Horst Simco (aka Jody HiGHROLLER aka The Neon Icon aka Rap Game Bono aka The White Gucci Mane with a Spray Tan aka Rap Game Johnny Bench aka James Franco aka Rap Game Randy Moss aka Rap Game Peppermint Patty aka Rap Game LeBron James aka Rap Game Uncle Ben aka Riff Raff) truly is a one of a kind individual who encapsulates what it means to be a part of this generation. From the self-referentialism on par with Ouroboros itself, to his intense concern with physique and in vogue accoutrements, Riff Raff seems to parallel the character traits of the current Emory undergraduate youth to a T. As such, we implore the named members of Emory's Office of the President, as well as the President Herself, to engage with the current student body, hear our pleas, feel our intense and existential longing for Riff Raff to grace this campus and bring with him blessings of Neon Iconicity, and to seriously consider this petition.

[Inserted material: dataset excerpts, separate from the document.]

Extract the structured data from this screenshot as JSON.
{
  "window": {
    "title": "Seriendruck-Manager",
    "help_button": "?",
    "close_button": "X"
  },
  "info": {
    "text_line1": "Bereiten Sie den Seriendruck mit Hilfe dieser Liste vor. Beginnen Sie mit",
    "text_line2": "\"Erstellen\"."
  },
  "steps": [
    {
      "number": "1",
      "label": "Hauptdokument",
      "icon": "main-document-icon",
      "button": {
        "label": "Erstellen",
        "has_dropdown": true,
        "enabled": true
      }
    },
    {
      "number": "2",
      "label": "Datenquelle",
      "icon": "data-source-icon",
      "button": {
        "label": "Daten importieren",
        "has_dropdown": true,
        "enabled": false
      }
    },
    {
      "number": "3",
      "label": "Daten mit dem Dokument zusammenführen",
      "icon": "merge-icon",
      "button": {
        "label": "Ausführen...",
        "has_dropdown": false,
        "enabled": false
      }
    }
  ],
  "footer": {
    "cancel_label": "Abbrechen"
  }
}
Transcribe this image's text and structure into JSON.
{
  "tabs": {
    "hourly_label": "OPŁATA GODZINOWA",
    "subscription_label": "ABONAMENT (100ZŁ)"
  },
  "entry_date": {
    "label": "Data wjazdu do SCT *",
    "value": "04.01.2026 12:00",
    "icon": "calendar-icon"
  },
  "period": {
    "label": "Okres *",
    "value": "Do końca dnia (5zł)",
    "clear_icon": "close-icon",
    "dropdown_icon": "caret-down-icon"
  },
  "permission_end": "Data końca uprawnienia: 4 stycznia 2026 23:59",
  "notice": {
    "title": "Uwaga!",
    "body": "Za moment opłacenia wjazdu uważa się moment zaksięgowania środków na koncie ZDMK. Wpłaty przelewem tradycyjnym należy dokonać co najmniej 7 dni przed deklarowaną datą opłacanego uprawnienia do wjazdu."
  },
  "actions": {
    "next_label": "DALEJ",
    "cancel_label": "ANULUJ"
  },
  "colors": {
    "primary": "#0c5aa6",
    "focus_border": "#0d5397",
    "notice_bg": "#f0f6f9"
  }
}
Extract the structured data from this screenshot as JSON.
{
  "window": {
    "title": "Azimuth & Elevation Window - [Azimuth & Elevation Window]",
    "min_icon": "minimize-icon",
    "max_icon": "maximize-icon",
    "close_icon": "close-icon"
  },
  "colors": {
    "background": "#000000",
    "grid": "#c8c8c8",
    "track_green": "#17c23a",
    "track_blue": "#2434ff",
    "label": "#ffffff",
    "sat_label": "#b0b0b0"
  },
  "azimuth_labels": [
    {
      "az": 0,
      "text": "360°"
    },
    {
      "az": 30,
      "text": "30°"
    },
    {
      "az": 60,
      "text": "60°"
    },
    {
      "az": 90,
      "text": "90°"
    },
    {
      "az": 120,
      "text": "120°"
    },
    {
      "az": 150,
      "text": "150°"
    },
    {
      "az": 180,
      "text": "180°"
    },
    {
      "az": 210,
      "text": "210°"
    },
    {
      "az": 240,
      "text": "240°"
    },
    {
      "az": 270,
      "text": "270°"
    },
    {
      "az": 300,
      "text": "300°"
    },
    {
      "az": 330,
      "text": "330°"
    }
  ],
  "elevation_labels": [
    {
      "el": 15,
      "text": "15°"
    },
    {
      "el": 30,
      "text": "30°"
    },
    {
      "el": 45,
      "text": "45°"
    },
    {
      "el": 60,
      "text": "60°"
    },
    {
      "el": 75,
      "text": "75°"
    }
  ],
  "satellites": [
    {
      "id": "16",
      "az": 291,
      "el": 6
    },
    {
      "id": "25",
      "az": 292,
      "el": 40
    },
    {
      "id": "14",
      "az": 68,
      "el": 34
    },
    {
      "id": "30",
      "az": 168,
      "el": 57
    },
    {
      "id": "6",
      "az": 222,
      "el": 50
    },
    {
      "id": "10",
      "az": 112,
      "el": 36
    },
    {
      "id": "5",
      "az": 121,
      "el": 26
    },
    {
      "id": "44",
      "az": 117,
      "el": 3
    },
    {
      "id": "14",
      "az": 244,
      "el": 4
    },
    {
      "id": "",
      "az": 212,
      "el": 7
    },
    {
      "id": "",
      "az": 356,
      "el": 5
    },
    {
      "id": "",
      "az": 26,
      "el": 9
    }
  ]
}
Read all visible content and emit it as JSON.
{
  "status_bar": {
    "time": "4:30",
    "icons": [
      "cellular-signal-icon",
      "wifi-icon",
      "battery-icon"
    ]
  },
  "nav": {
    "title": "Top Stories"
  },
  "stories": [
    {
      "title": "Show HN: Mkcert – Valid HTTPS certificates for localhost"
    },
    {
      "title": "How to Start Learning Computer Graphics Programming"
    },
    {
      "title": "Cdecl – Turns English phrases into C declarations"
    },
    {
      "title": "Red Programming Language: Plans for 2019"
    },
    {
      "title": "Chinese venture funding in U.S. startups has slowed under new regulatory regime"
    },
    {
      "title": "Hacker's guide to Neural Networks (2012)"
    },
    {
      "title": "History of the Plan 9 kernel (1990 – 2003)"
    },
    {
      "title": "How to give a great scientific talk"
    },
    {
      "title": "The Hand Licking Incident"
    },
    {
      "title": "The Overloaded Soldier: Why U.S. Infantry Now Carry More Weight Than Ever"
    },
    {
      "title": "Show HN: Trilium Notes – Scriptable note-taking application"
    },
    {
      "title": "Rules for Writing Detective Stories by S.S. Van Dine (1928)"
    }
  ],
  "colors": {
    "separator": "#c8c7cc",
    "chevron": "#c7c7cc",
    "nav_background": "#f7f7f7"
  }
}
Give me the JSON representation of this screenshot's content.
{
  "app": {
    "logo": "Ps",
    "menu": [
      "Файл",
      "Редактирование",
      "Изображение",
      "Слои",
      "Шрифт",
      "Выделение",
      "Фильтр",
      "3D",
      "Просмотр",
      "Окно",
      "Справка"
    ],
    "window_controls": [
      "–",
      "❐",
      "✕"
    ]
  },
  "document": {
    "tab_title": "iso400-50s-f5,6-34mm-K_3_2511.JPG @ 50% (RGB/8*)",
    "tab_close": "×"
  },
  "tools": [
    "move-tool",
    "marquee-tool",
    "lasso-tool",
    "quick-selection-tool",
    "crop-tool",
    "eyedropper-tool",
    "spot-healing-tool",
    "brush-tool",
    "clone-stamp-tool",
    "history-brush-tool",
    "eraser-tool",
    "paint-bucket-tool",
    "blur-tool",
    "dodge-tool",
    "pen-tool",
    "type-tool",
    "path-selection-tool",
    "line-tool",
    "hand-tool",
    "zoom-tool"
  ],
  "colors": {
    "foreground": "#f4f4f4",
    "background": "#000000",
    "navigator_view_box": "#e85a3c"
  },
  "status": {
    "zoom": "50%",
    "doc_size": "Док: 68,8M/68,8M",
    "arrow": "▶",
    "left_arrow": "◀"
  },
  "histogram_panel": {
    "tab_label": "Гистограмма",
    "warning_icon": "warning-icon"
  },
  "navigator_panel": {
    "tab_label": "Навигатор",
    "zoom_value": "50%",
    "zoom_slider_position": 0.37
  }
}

Riff Raff would serve not only as a beacon of hope, love, and togetherness for all people at Emory, but would also bring with him the eyes of the world, garnering press attention for Emory on par with the coverage during the Ebola outbreak. Further, he would serve as a much needed reprieve from previous commencement speakers: politicians, failed presidential candidates, news anchors, and other non-aquaberry-fresh, so-called "celebrities." In sum, the student body craves it, Emory benefits from it, and Horst deserves it.
Give us [Riff Raff], or give us [our tuition back]!